At a certain point, and quantitative difference becomes a qualitative difference. As long as a cop is required to tail someone, a surveillance society would require hiring everyone into the police force. By enabling cheap, unlimited surveillance, you've effectively allowed the police force to go on an infinite number of fishing expeditions.

Comment Re:Stallman: Hypocrite (Score 3, Insightful) 1452

Stallman wants people to provide software in the way he and his flock want it provided. How people use it is irrelevant. His point is that in an open ecosystem, people can choose to use software however they like, whether it's by connecting to monolithic vertically integrated software stacks or by striking out on their own. Apple didn't provide the choice; if you wanted Apple UI, you had to buy into Apple's whole product line, because you had no other options, particularly on their mobile devices.

Comment Re:Defenses and motivations (Score 2) 433

In more technical terms, the feds have sovereign immunity; unless a law is passed explicitly waiving the protection against a lawsuit, or the federal government voluntarily consents to the suit, you can't sue them. They don't have to quash the suit, they needn't do a thing for sovereign immunity to apply by default. And to my knowledge, there is no such law relating to IP infringement by the federal government.

Comment Re:Got my vote (Score 1) 681

We have that here in Maryland too. It's pretty common. You can choose who you buy your electricity from, but you still have to pay a separate fee to the distributor. And there is only one distributor in any given area. I was quite careful with my word choice, I said distributor, not generator or provider.

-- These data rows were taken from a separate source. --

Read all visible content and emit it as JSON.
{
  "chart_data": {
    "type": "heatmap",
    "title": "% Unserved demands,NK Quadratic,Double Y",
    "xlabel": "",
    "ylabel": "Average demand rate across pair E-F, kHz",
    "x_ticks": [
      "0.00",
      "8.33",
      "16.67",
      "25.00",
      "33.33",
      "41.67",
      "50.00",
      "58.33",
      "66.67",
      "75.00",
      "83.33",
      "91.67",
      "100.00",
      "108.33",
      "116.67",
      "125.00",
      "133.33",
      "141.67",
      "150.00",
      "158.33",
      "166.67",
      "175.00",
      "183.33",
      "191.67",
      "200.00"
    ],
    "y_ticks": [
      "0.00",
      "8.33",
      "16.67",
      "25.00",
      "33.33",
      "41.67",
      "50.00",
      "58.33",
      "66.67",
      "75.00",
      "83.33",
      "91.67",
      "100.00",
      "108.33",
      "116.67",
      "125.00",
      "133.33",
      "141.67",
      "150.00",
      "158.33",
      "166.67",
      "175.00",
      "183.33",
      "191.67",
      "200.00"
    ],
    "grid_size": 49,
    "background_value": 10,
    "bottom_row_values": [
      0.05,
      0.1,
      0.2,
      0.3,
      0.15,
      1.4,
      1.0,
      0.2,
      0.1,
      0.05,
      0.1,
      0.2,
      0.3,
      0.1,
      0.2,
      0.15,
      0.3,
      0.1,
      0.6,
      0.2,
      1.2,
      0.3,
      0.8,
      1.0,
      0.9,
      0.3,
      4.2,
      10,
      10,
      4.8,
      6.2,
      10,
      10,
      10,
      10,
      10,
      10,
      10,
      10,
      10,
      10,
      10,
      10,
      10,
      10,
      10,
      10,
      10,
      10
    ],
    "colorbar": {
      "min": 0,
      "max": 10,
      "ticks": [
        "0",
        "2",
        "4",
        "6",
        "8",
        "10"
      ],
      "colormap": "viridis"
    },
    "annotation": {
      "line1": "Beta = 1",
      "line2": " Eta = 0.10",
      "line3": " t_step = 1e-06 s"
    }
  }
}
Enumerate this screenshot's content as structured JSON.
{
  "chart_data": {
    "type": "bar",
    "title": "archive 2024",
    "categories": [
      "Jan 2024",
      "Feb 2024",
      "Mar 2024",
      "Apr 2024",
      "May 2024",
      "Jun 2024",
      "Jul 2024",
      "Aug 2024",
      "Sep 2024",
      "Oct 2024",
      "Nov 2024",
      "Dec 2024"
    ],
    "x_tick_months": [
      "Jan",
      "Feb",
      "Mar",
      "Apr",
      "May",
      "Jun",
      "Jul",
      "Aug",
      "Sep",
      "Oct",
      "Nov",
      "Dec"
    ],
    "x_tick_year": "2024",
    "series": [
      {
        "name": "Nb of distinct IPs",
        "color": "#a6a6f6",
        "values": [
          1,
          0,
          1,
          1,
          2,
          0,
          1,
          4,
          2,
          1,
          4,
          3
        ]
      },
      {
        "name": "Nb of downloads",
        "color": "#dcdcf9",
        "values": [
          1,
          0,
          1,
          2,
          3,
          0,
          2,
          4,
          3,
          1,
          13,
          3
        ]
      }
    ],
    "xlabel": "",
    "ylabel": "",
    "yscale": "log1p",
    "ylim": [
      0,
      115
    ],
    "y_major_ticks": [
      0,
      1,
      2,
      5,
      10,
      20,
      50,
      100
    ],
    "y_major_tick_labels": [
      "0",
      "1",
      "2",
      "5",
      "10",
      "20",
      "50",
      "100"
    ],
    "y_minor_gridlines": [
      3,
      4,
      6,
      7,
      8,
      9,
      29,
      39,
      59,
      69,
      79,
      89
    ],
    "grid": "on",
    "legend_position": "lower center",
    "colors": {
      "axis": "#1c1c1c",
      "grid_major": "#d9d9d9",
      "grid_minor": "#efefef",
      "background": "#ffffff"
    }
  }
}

Comment Re:Got my vote (Score 1) 681

Thus far, the government hasn't done anything to control carbon dioxide aside from making a few noises about the need to. Scientists have been telling people about the problem for decades. Private industry did nothing, because it costs money not to release pollutants, and paying that cost means lower numbers on your next earnings report, a shareholder revolt, and your company going out of business because it was undercut by someone who didn't mind passing the pollution buck to everyone else. I'd welcome some government interference there, whether its cap and trade (which has worked amazingly well in encouraging a free market to reduce sulfur dioxide emissions, and by extension acid rain) or a blanket carbon tax (a bit heavy handed, but at least it assigns some sort of cost to make it clear that pollution isn't actually free).

The day you figure out how to solve the tragedy of the commons (and ideally prevent the creation of a new corporate-style hereditary nobility) is the day I give an unregulated free market a chance.

Comment Re:Got my vote (Score 4, Insightful) 681

Only in the small number of markets where multiple large airports service a single population. Anywhere else, a local monopoly is identical to a government monopoly. Claiming there'd be competition is like claiming that you have competition in the electrical distribution market; sure you can switch providers, you just need to sell your house and move somewhere else.

Comment Re:So (Score 1) 775

Actually, Mitochodrial Eve lived around 200,000 years ago. You're probably thinking of the most recent common ancestor of modern day humans, estimated to have lived between 2,000 and 5,000 years ago. But that doesn't actually imply there were no other ancestors, only that this particular ancestor is shared by all; there are still many other ancestors that are not commonly shared. It's no basis for supporting the biblical creation myth.